2. As a used player, I would be thankful so many fans voted for me, but I'd be honored to be selected by my peers, the players I do battle with on a daily basis, and enjoy I would subconsciously play harder.
3. Pitching is no longer pitching. The days of a hurler throwing a 12 inning game are long gone, replaced by pitch counts, which could result in him being pulled in the fourth inning of a tied game. So pitchers will not be extinct as a pitcher in the All-Star game.
4. Managers are held accountable to a political suitable game, not a masterful managing job.
5. MLB is on the verge of destroying the descend Classic, if it continues with the stupidity of awarding home field advantage to a particular league based on the outcome of a poorly played and poorly managed All-Star game.

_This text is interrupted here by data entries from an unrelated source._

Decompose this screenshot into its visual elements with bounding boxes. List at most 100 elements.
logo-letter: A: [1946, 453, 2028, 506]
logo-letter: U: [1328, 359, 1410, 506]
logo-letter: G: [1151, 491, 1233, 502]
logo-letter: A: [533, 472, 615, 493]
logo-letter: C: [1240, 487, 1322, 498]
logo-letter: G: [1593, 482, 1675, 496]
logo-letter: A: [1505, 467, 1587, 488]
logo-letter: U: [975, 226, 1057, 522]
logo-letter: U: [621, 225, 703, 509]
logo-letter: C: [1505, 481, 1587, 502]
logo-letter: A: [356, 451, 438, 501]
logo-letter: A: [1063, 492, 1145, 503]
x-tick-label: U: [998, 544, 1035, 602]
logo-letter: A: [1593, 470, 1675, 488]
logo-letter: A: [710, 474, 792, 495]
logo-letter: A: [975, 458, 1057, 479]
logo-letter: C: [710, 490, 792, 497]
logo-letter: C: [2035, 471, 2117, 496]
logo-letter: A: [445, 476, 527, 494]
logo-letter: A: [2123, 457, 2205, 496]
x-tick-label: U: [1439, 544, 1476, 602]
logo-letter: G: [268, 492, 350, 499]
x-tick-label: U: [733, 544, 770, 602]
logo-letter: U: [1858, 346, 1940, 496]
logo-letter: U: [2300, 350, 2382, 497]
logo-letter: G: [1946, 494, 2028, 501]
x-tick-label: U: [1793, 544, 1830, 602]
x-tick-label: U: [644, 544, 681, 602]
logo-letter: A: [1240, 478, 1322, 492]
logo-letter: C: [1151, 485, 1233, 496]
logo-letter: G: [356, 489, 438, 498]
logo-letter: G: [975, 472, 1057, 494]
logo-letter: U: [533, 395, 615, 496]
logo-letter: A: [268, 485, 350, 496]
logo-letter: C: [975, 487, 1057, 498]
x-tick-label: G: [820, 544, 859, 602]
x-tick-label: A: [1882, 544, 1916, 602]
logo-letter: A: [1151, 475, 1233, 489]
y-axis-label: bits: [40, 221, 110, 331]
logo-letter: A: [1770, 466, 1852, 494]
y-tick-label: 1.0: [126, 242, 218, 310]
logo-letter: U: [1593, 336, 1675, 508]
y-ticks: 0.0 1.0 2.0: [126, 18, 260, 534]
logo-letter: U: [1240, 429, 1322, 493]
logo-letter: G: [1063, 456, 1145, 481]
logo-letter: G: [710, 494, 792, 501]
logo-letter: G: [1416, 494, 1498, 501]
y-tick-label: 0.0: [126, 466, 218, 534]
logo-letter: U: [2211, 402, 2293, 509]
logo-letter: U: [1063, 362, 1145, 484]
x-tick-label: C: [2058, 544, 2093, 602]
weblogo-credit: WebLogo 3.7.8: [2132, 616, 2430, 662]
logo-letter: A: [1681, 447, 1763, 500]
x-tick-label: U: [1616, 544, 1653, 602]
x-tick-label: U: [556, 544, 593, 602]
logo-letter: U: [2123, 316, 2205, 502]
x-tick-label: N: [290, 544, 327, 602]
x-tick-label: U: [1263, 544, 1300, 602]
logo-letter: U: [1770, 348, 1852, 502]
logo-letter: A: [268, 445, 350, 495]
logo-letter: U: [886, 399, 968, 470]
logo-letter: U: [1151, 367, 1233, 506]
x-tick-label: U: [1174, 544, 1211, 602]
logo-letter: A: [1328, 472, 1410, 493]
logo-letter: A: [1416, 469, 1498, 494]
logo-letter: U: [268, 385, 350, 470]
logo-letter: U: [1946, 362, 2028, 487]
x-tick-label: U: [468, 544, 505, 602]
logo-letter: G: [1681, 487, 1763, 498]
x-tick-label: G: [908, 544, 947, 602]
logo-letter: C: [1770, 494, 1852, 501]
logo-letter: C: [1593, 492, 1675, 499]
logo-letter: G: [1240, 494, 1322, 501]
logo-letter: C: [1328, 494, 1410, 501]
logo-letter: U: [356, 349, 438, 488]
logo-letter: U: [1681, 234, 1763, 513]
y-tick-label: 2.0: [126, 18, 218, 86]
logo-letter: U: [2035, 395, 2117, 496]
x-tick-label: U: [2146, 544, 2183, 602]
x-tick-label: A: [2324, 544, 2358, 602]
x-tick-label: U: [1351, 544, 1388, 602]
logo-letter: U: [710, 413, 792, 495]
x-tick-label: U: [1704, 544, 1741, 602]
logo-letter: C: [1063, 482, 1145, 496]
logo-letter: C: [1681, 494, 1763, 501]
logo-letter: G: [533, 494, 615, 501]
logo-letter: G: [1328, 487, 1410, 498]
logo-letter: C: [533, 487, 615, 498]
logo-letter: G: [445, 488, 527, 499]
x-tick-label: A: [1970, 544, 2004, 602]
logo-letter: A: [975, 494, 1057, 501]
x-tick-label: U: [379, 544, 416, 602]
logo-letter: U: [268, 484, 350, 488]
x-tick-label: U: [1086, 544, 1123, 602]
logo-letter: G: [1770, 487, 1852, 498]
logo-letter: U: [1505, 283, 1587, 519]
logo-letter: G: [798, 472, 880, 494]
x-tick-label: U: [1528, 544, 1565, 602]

Here's a few suggestions I'd like to keep forth for baseball to ponder.
1. Eliminate the World Series home field result.
2. Instead of using starting pitchers, exhaust relief pitchers for the game. Unlike starters, they are accustomed to warming up rapid and throwing one or two innings. They are in their natural realm and risk of injury is very minute, plus it won't affect a team's starting rotation schedule.
3. utilize coaches, voted on by managers, to manage the teams. These coaches would be the best of the best, with aspirations of becoming managers. Let's give them a chance to note their talent.
I'd delight in hearing comments and suggestions from other fans on how to set the All-Star game.